I need to check a lot of iterations but my goal is to have the code
check:
Data1.ID1 = Data2.ID2 AND (Date1 >Date2 and Date1 < Date3)
My desired output dataset woudld be
ID1 Date1 TRIP_ID
1 May 1, 2012 76
2 Jun 4, 2013 811
Thanks for any insight!
You can do range matches in two ways. First off, you can match using PROC SQL if you're familiar with SQL:
proc sql;
create tableC as
select * from table A
left join table B
on A.id=B.id and A.date > B.date1 and A.date < B.date2
;
quit;
Second, you can create a format. This is usually the faster option if it's possible to do this. This is tricky when you have IDs, but you can do it.

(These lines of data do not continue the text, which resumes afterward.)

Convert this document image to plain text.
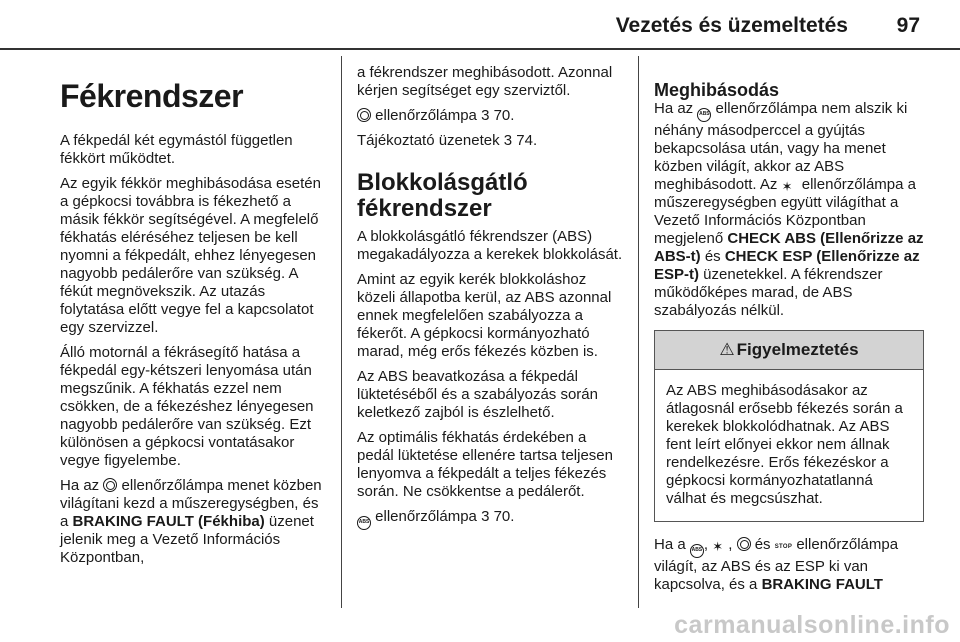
Vezetés és üzemeltetés 97
Fékrendszer

A fékpedál két egymástól független fékkört működtet.

Az egyik fékkör meghibásodása esetén a gépkocsi továbbra is fékezhető a másik fékkör segítségével. A megfelelő fékhatás eléréséhez teljesen be kell nyomni a fékpedált, ehhez lényegesen nagyobb pedálerőre van szükség. A fékút megnövekszik. Az utazás folytatása előtt vegye fel a kapcsolatot egy szervizzel.

Álló motornál a fékrásegítő hatása a fékpedál egy-kétszeri lenyomása után megszűnik. A fékhatás ezzel nem csökken, de a fékezéshez lényegesen nagyobb pedálerőre van szükség. Ezt különösen a gépkocsi vontatásakor vegye figyelembe.

Ha az  ellenőrzőlámpa menet közben világítani kezd a műszeregységben, és a BRAKING FAULT (Fékhiba) üzenet jelenik meg a Vezető Információs Központban,

a fékrendszer meghibásodott. Azonnal kérjen segítséget egy szerviztől.

ellenőrzőlámpa 3 70.

Tájékoztató üzenetek 3 74.

Blokkolásgátló fékrendszer

A blokkolásgátló fékrendszer (ABS) megakadályozza a kerekek blokkolását.

Amint az egyik kerék blokkoláshoz közeli állapotba kerül, az ABS azonnal ennek megfelelően szabályozza a fékerőt. A gépkocsi kormányozható marad, még erős fékezés közben is.

Az ABS beavatkozása a fékpedál lüktetéséből és a szabályozás során keletkező zajból is észlelhető.

Az optimális fékhatás érdekében a pedál lüktetése ellenére tartsa teljesen lenyomva a fékpedált a teljes fékezés során. Ne csökkentse a pedálerőt.

ABS ellenőrzőlámpa 3 70.

Meghibásodás

Ha az ABS ellenőrzőlámpa nem alszik ki néhány másodperccel a gyújtás bekapcsolása után, vagy ha menet közben világít, akkor az ABS meghibásodott. Az ✶ ellenőrzőlámpa a műszeregységben együtt világíthat a Vezető Információs Központban megjelenő CHECK ABS (Ellenőrizze az ABS-t) és CHECK ESP (Ellenőrizze az ESP-t) üzenetekkel. A fékrendszer működőképes marad, de ABS szabályozás nélkül.

⚠ Figyelmeztetés
Az ABS meghibásodásakor az átlagosnál erősebb fékezés során a kerekek blokkolódhatnak. Az ABS fent leírt előnyei ekkor nem állnak rendelkezésre. Erős fékezéskor a gépkocsi kormányozhatatlanná válhat és megcsúszhat.

Ha a ABS , ✶ ,  és STOP ellenőrzőlámpa világít, az ABS és az ESP ki van kapcsolva, és a BRAKING FAULT

carmanualsonline.info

First, create a new variable, ID+date. Dates are numbers around 18,000-20,000, so multiply your ID by 100,000 and you're safe.
Second, create a dataset from the range dataset where START=lower date plus id*100,000, END=higher date + id*100,000, FMTNAME=some string that will become the format name (must start with A-Z or _ and have A-Z, _, digits only). LABEL is the value you want to retrieve (Trip_ID in the above example).
data b_fmts;
set b;
start=id*100000+date1;
end =id*100000+date2;
label=value_you_want_out;
fmtname='MYDATEF';
run;
Then use PROC FORMAT with CNTLIN=` option to import formats.
proc format cntlin=b_fmts;
quit;
Make sure your date ranges don't overlap - if they do this will fail.
Then you can use it easily:
data a_match;
set a;
trip_id=put(id*100000+date,MYDATEF.);
run;